While noting that the High Court and Trial Court failed to properly evaluate the evidence, a Two Judge Bench of Justice Hrishikesh Roy and Justice Manoj Misra observed that “the case in hand is a quintessential case where to solve out a blind murder, occurring in a forest in the darkness of night, bits and pieces of evidence were collected which warranted a strict scrutiny before basing a conviction thereupon. On putting the prosecution evidence to strict scrutiny and testing the same on the anvil of settled legal principles as discussed above, we find the evidence not confidence inspiring as to uphold the conviction of the accused appellants”.
Advocate Ashok Mathur appeared for the Appellant, whereas, Advocate Jatinder Kumar Bhatia appeared for the Respondent.
Going by the background of the case, the two accused, Shabbir and Ravi were convicted for the murder of deceased Chotu. Relying on the testimony of prosecution witnesses, the Trial Court concluded that the deceased was last seen together alive with the accused, and thus convicted the two accused. The High Court also upheld the conviction order upon the findings that prosecution evidence are properly corroborated.
Upon perusal of the submissions and statements made under Section 313 of CrPC, the Apex Court observed that some part of the story is completely absent in the FIR even though it was lodged by the father of the deceased who, as per his deposition, was having information about it.
Thus, the Bench said that this would give rise to suspicion as to whether the later improvements in the story were to create link evidence with the help of newly introduced witnesses.
Since the Trial Court had mainly relied on the testimony of the second prosecution witness, the Bench noted discrepancies to the extent that the same person had changed his testimony several times; there was a delay in recording his testimony, and there is no reasonable explanation to explain such delay.
Thus, placing reliance on the decision of Kali Ram v. State of Himachal Pradesh, [(1973) 2 SCC 808], the Bench held that no reliance could be placed on the testimony of the witness if the same is not worthy of any credit.

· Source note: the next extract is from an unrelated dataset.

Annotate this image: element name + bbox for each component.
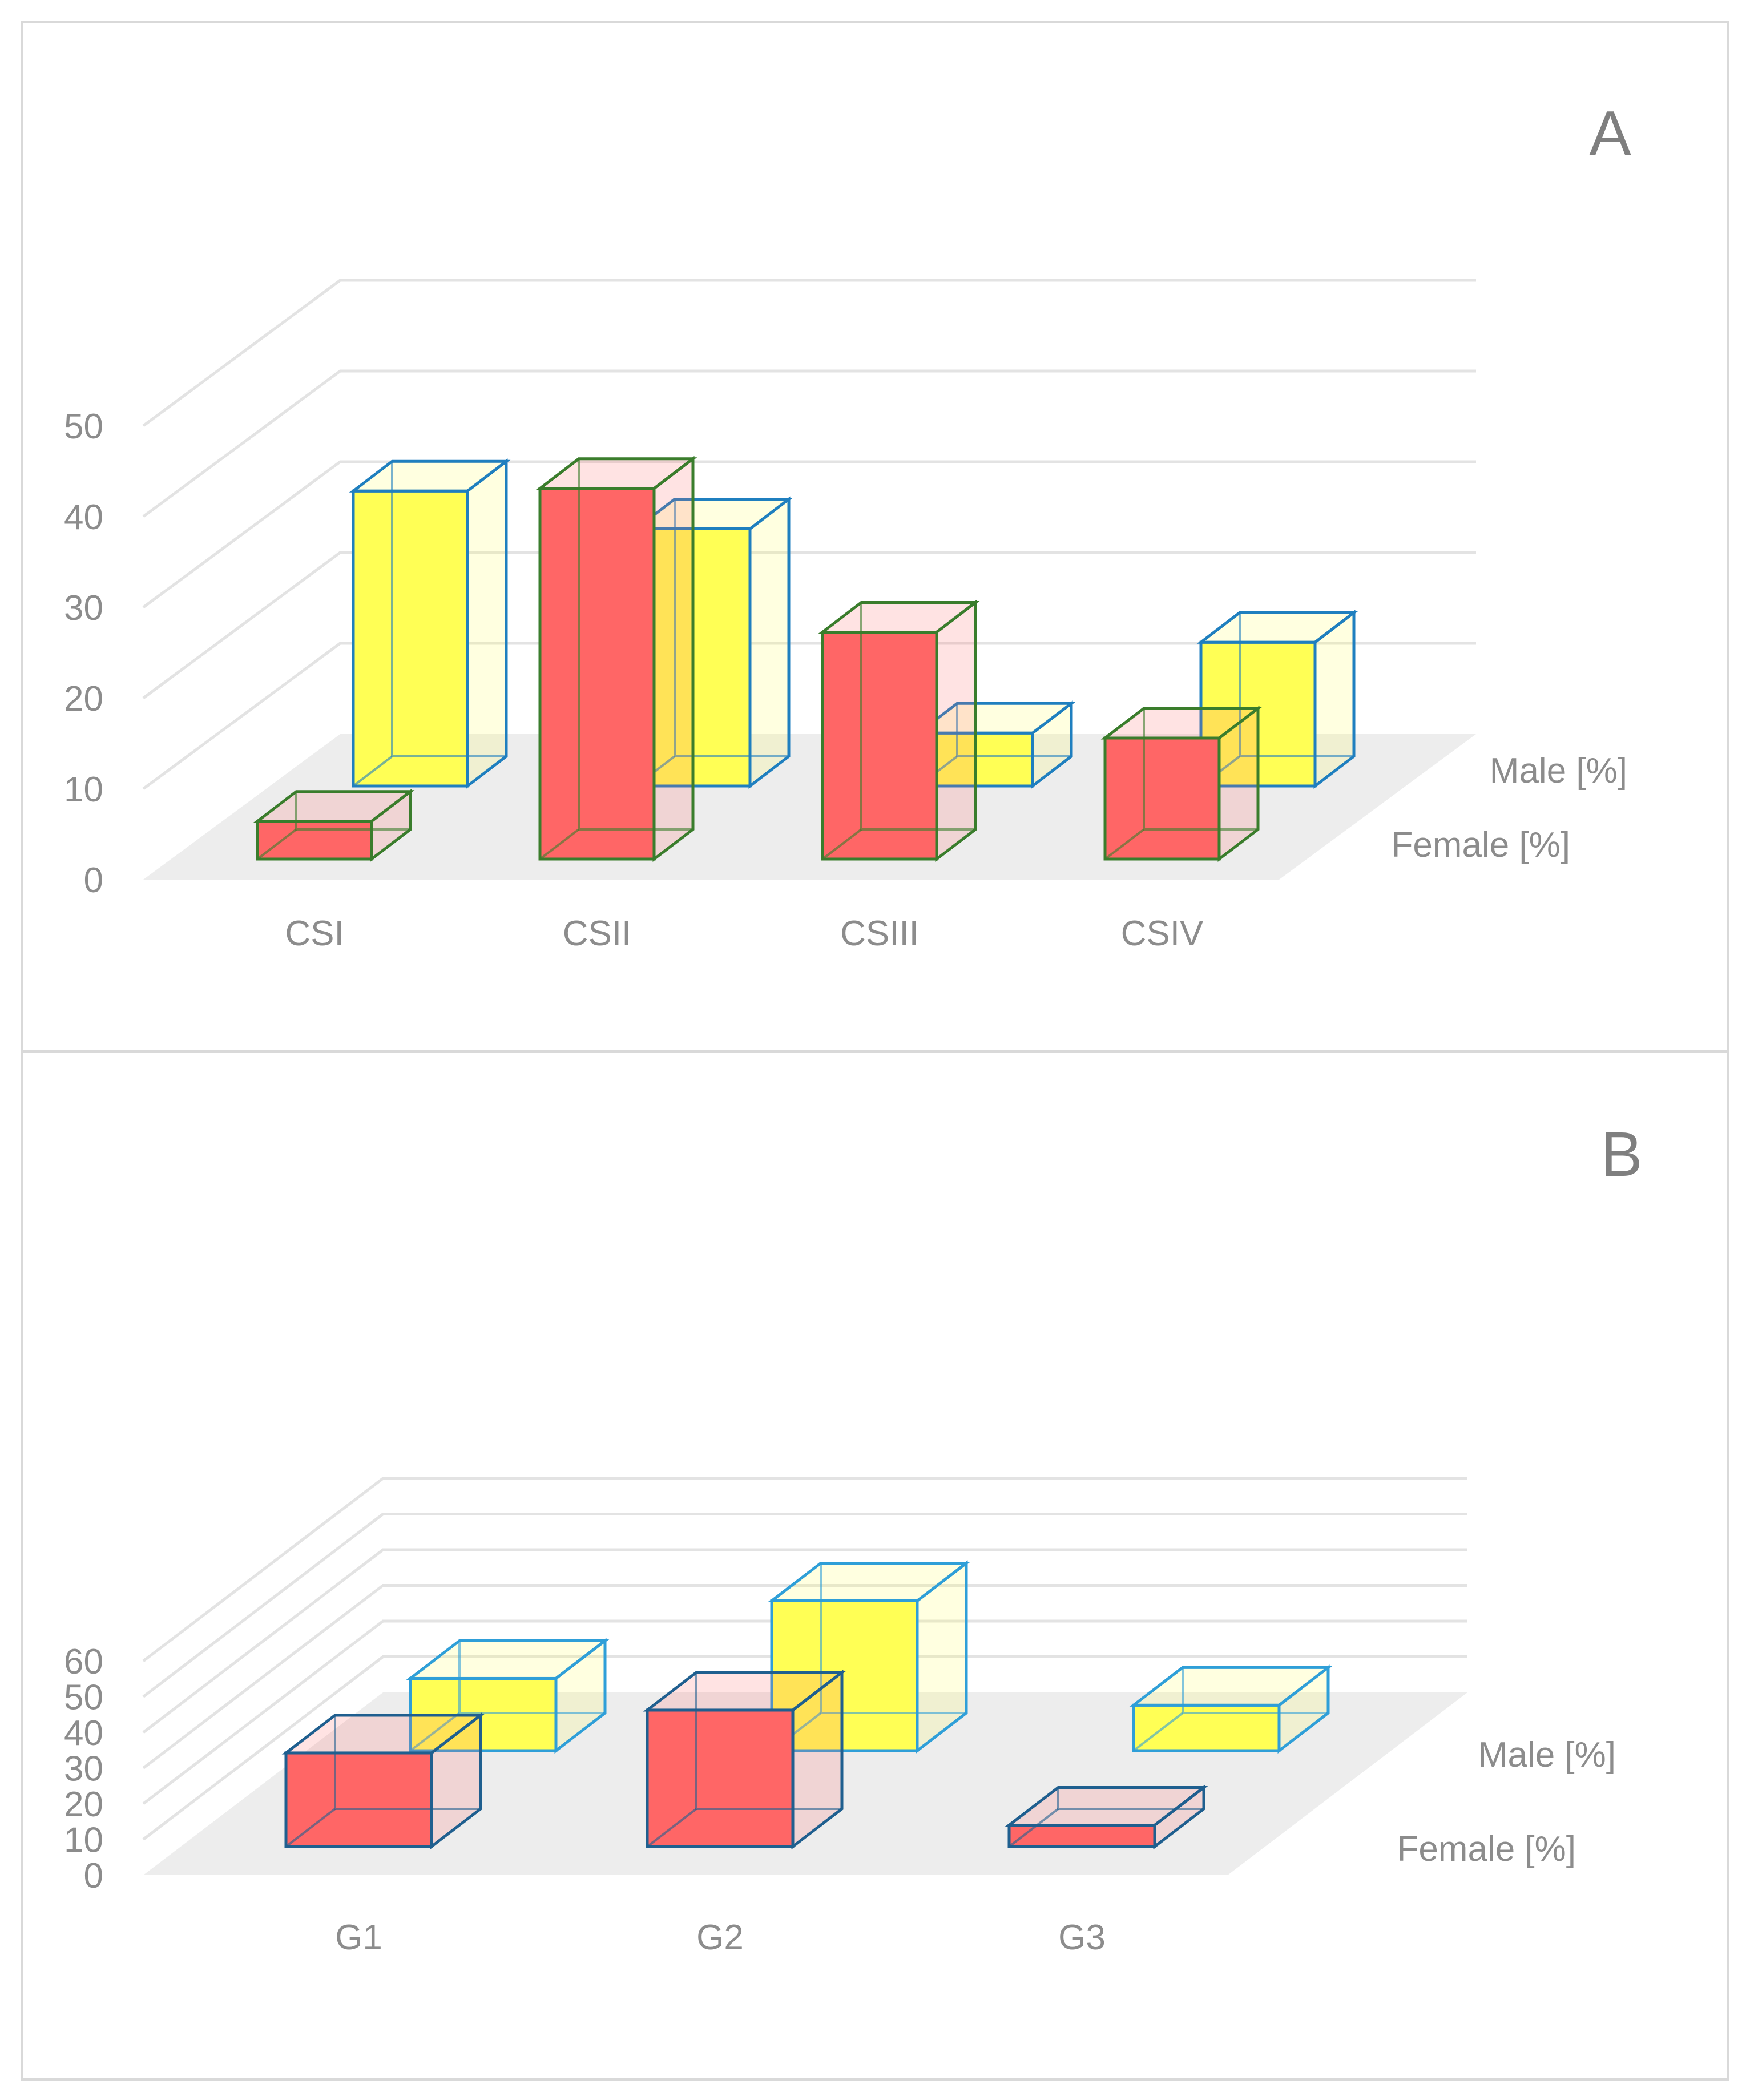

While elaborating on ‘chance witness’, the Apex Court raised a question as to when the name of a witness was not mentioned in the FIR, then why did the Inquiry Officer go to his home to record his statement under Section 161 on the date of the incident itself.
The Bench, therefore, held that the testimony of the witness does not inspire confidence to sustain the conviction, as the same was accepted by the Trial Court and High Court as gospel truth, thereby resulting in grave miscarriage of justice.
Hence, stating that the prosecution has failed to prove beyond reasonable doubt that the deceased was last seen alive in the company of the accused near the spot at the relevant time, the Bench acquitted the two Appellants of all charges and ordered their release.